You can enter distinct equations if you wish to have two sequences on one surface, which the researchers refer to as “nested animations.” Depending on how you maneuver the barrier, you’ll perceive a different narrative being conveyed. For instance, CSAIL researchers created a car that rotates when you move its sheet vertically, but morphs into a whirling motorcycle when you slide the grid horizontally.
These customizations yield distinctive household items as well. The researchers devised an interactive coaster that you can toggle from displaying a “coffee” icon to representations of a martini and a glass of water by pressing your fingers down on its edges. The team also enhanced a jar of sunflower seeds, producing a floral animation on the lid that blooms when twisted off.
Creators, including graphic artists and printmakers, could also utilize this tool to produce dynamic pieces without needing to connect any wires. The tool saves them valuable time to explore imaginative, low-energy designs, such as a clock with a mouse that runs along as it ticks.
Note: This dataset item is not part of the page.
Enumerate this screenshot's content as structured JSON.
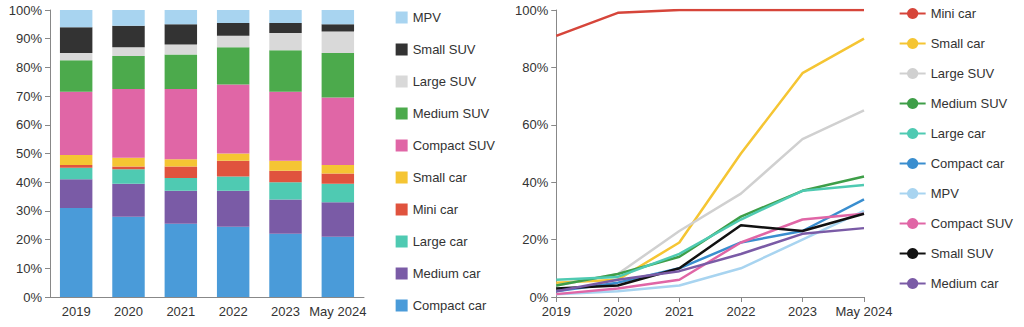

FabObscura could generate animated food packaging or even adaptable signage for locations like construction sites or shops that inform individuals when a specific area is closed or a machine is malfunctioning.
Maintain clarity
FabObscura’s barrier-grid creations do possess certain compromises. While nested animations are innovative and more dynamic than a single-layer scanimation, their visual quality may not be as robust. The researchers drafted design guidelines to tackle these challenges, suggesting users upload fewer frames for nested animations to maintain the interlaced image simple and adhere to high-contrast images for a sharper presentation.
In the future, the researchers aim to broaden what users can upload to FabObscura, potentially allowing them to include a video file from which the program can then select the optimal frames. This would result in even more expressive barrier-grid animations.
FabObscura might also venture into a new dimension: 3D. While the system is presently optimized for flat, portable surfaces, CSAIL researchers are contemplating integrating their work into larger, more intricate objects, possibly using 3D printers to fabricate even more elaborate illusions.
Sethapakdi co-authored the paper with several CSAIL associates: Zhejiang University PhD student and visiting researcher Mingming Li; MIT EECS PhD student Maxine Perroni-Scharf; MIT postdoc Jiaji Li; MIT associate professors Arvind Satyanarayan and Justin Solomon; and senior author and MIT Associate Professor Stefanie Mueller, head of the Human-Computer Interaction (HCI) Engineering Group at CSAIL. Their research will be showcased at the ACM Symposium on User Interface Software and Technology (UIST) this month.